Nuckols also objected to the timing of the sting, which came after he had posted signs saying the business was closed for the day but before he had shut the door, and said the minor appeared older than her age.
“Most kids, when they come in to buy cigarettes, wear kid’s clothes. She was dressed up, wearing nice clothes, earrings, makeup,” Nuckols said. “They showed me her driver’s license afterward, and it showed she was 17, but she looked 19 or 20 at least. I was so interested in watching the potential shoplifter, but if it hadn’t been for him, I probably would have asked her for an ID.”
Agent D. Ledezma-Pinon of the New Mexico Department of Public Safety said state rules for sting operations bar dressing minors up to appear older than their age.

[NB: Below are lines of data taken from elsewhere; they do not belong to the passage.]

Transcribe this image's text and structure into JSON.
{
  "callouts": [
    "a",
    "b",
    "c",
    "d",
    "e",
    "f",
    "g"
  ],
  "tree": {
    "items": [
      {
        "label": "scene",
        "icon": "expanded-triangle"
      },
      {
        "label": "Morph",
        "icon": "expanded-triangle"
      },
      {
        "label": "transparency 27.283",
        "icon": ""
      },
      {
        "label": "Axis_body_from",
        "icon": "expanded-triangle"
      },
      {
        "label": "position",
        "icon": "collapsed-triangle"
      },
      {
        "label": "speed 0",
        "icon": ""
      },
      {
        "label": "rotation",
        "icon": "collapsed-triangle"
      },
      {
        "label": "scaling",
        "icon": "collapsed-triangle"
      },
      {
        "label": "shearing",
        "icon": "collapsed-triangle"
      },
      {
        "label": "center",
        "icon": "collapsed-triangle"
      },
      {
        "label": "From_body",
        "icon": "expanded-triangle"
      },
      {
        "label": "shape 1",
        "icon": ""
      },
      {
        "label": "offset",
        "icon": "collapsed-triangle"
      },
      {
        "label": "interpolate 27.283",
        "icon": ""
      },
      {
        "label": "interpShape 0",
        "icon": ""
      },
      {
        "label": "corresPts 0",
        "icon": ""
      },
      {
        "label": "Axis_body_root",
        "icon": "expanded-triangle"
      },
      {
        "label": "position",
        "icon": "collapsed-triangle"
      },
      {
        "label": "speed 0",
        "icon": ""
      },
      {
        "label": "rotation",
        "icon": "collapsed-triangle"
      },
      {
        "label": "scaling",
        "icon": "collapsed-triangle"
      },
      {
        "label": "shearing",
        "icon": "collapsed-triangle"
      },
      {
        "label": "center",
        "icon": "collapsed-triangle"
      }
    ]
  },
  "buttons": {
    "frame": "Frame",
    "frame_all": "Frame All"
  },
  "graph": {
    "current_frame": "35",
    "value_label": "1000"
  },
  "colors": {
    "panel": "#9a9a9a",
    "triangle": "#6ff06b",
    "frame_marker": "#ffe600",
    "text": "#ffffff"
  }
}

“Of course we try to make them look their age,” Ledezma-Pinon said. “We don’t dress them up, we just use a basic child who goes to high school.”
“We don’t try to force or coerce,” Ledezma-Pinon said. “If they ask the person straight up ‘How old are you,’ they tell the truth.”
Agent Todd Griffin, public information officer for the department, said that although the Special Investigations Division had received complaints about Nuckols’ business, it hadn’t been targeted for special surveillance and the visit was part of a routine check.
Griffin said he didn’t think Nuckols would succeed in a “not guilty” plea.
“If you have someone in your store that you suspect is shoplifting there is nothing wrong with telling the person in front of you to hold on while you check, or to call the police,” Griffin said. “What we would like is (for clerks) to politely check ID. It takes a little bit of time but in the long run it is worth it.”
Ledezma-Pinon said sales to minors wouldn’t occur if clerks paid more attention to the licenses.
“We teach people in training, if they look at the birth date and it is in red, they were a minor when the drivers license was issued,” Ledezma-Pinon said.
Nuckols said he tried to make a case that Ledezma-Pinon should give him a warning, but wasn’t successful.
“She kept telling me, ‘Tell it to the judge, tell it to the judge, I don’t want to hear it,’” Nuckols said.
Nuckols said he would follow that advice.
“The judge can chew them out for their methods and fine me $1. That’s what judges are for, to listen to both sides and make a fair decision,” Nuckols said.